= George Robb (footballer) =

English footballer

George Robb (1 June 1926 – 25 December 2011) was a footballer who played outside left for Tottenham Hotspur and England. Robb represented Great Britain at the 1952 Olympic Games. He also had a career as a schoolteacher. He died on Christmas Day 2011 following a long-term illness.

==Career ==
George Robb joined Finchley F.C. straight from Holloway Grammar School at the age of sixteen and played for the team first in 1943 and whilst still in the Royal Navy. In the late 1940s, he was a teacher at St. Mary's C. of E. Primary School in Crouch End, Hornsey. Whilst still an amateur he started playing for Spurs in 1951 but continued to hold his place in the Finchley side.

During his time as an amateur he earned seventeen England amateur caps and also played for Great Britain at the 1952 Summer Olympics held in Helsinki, Finland. He scored a goal in the one game the team played when they lost to Luxembourg 3–5.

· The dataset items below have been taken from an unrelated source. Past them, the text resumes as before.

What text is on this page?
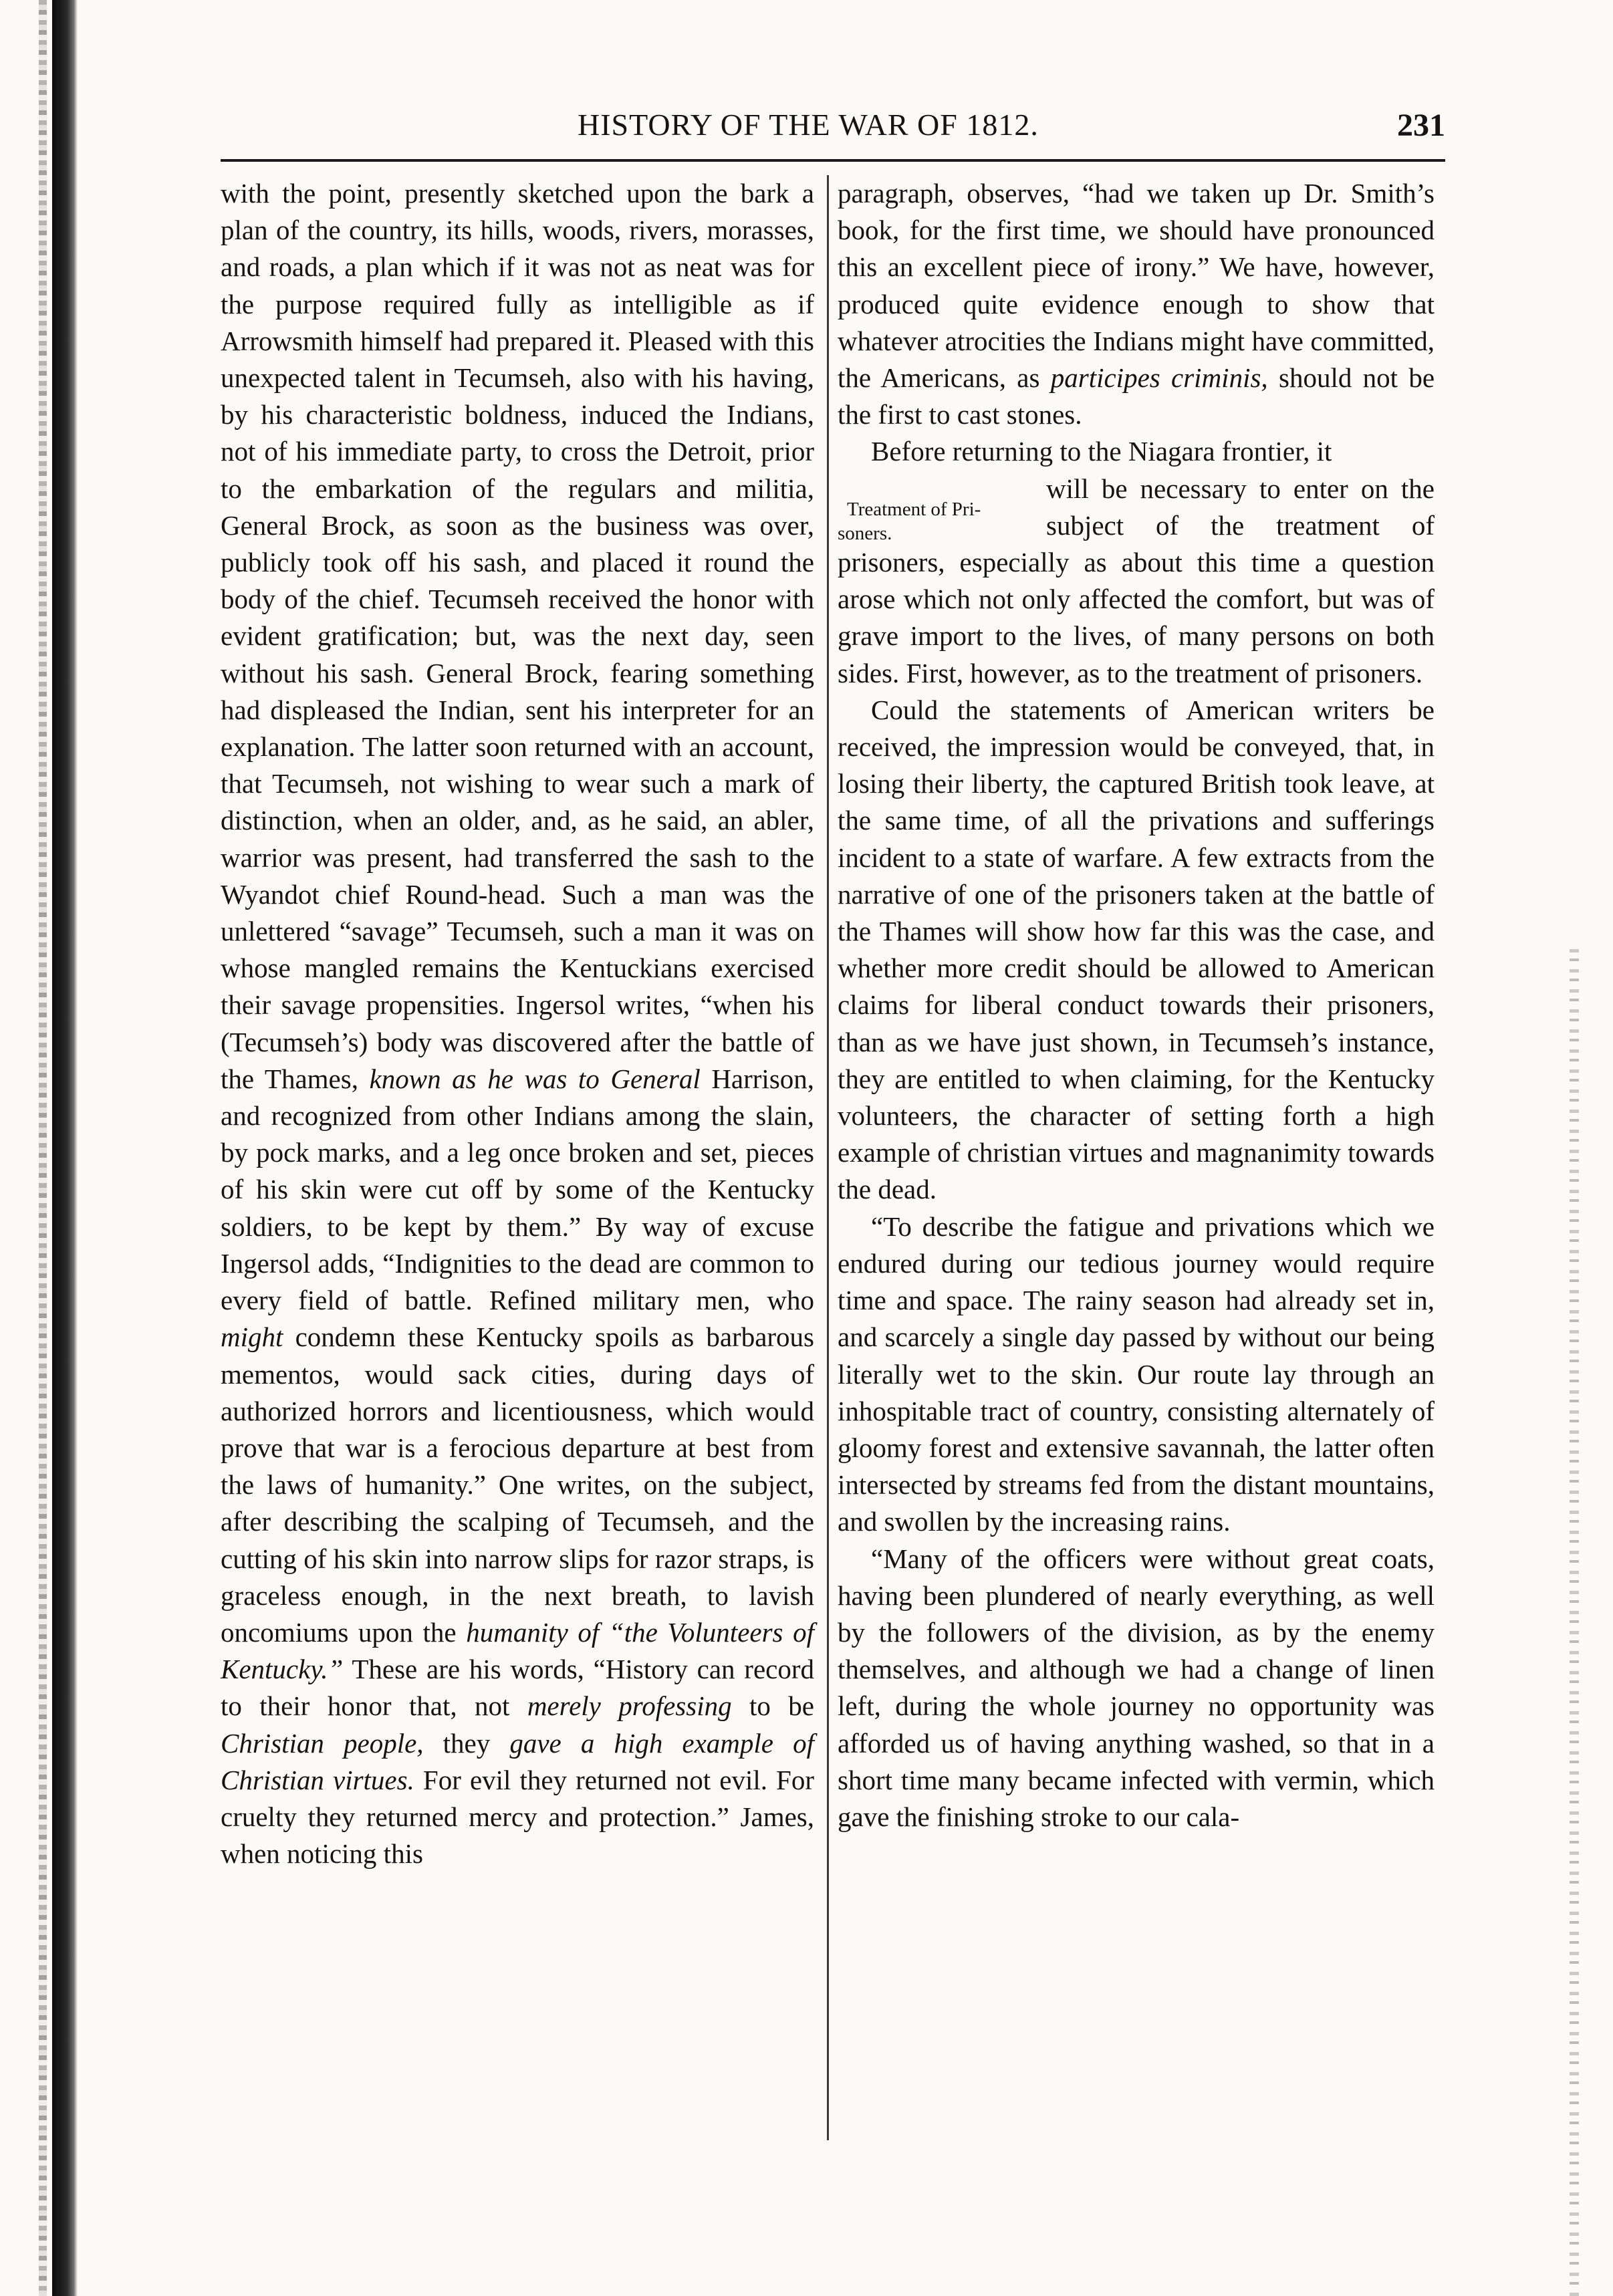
HISTORY OF THE WAR OF 1812.	231

with the point, presently sketched upon the bark a plan of the country, its hills, woods, rivers, morasses, and roads, a plan which if it was not as neat was for the purpose required fully as intelligible as if Arrowsmith himself had prepared it. Pleased with this unexpected talent in Tecumseh, also with his having, by his characteristic boldness, induced the Indians, not of his immediate party, to cross the Detroit, prior to the embarkation of the regulars and militia, General Brock, as soon as the business was over, publicly took off his sash, and placed it round the body of the chief. Tecumseh received the honor with evident gratification; but, was the next day, seen without his sash. General Brock, fearing something had displeased the Indian, sent his interpreter for an explanation. The latter soon returned with an account, that Tecumseh, not wishing to wear such a mark of distinction, when an older, and, as he said, an abler, warrior was present, had transferred the sash to the Wyandot chief Round-head. Such a man was the unlettered “savage” Tecumseh, such a man it was on whose mangled remains the Kentuckians exercised their savage propensities. Ingersol writes, “when his (Tecumseh’s) body was discovered after the battle of the Thames, known as he was to General Harrison, and recognized from other Indians among the slain, by pock marks, and a leg once broken and set, pieces of his skin were cut off by some of the Kentucky soldiers, to be kept by them.” By way of excuse Ingersol adds, “Indignities to the dead are common to every field of battle. Refined military men, who might condemn these Kentucky spoils as barbarous mementos, would sack cities, during days of authorized horrors and licentiousness, which would prove that war is a ferocious departure at best from the laws of humanity.” One writes, on the subject, after describing the scalping of Tecumseh, and the cutting of his skin into narrow slips for razor straps, is graceless enough, in the next breath, to lavish oncomiums upon the humanity of “the Volunteers of Kentucky.” These are his words, “History can record to their honor that, not merely professing to be Christian people, they gave a high example of Christian virtues. For evil they returned not evil. For cruelty they returned mercy and protection.” James, when noticing this

paragraph, observes, “had we taken up Dr. Smith’s book, for the first time, we should have pronounced this an excellent piece of irony.” We have, however, produced quite evidence enough to show that whatever atrocities the Indians might have committed, the Americans, as participes criminis, should not be the first to cast stones.

Before returning to the Niagara frontier, it

Treatment of Pri-
soners.

will be necessary to enter on the subject of the treatment of prisoners, especially as about this time a question arose which not only affected the comfort, but was of grave import to the lives, of many persons on both sides. First, however, as to the treatment of prisoners.

Could the statements of American writers be received, the impression would be conveyed, that, in losing their liberty, the captured British took leave, at the same time, of all the privations and sufferings incident to a state of warfare. A few extracts from the narrative of one of the prisoners taken at the battle of the Thames will show how far this was the case, and whether more credit should be allowed to American claims for liberal conduct towards their prisoners, than as we have just shown, in Tecumseh’s instance, they are entitled to when claiming, for the Kentucky volunteers, the character of setting forth a high example of christian virtues and magnanimity towards the dead.

“To describe the fatigue and privations which we endured during our tedious journey would require time and space. The rainy season had already set in, and scarcely a single day passed by without our being literally wet to the skin. Our route lay through an inhospitable tract of country, consisting alternately of gloomy forest and extensive savannah, the latter often intersected by streams fed from the distant mountains, and swollen by the increasing rains.

“Many of the officers were without great coats, having been plundered of nearly everything, as well by the followers of the division, as by the enemy themselves, and although we had a change of linen left, during the whole journey no opportunity was afforded us of having anything washed, so that in a short time many became infected with vermin, which gave the finishing stroke to our cala-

Robb retained his amateur status until 1953 when despite earlier interest from Italian club Padua he was persuaded to sign as a professional for Tottenham Hotspur. During his time at Tottenham between 1951 and 1958 he played 200 games and scored 58 goals. Robb scored on his debut on Christmas Day 1951 in a 3–0 win over Charlton Athletic at The Valley.

He made one appearance as a professional at international level for England. This was on 25 November 1953 against Hungary. This was the landmark game in which England lost 3 – 6. Originally Tom Finney was selected at left wing, but due to injury before the game, Robb played in his place.

Robb was forced by injury to retire from playing professionally following an injury sustained in a 5-a-side competition in 1958. His main profession was as a teacher even whilst playing football, teaching at Christ's College, Finchley, at the time a State Grammar School, from 1952 until 1964 and then full-time at Ardingly College near Haywards Heath, West Sussex until he retired in 1986.

==Personal life==
George Robb was born in Finsbury Park, London on 1 June 1926, the son of motor engineer Thomas Philip Robb and his wife Ellen Emma Attwood. He married his wife Kathleen Wilson in Hampstead in 1960. He lived in Ardingly, near Haywards Heath for 47 years. George suffered from vascular dementia during the latter years of his life and died on 25 December 2011.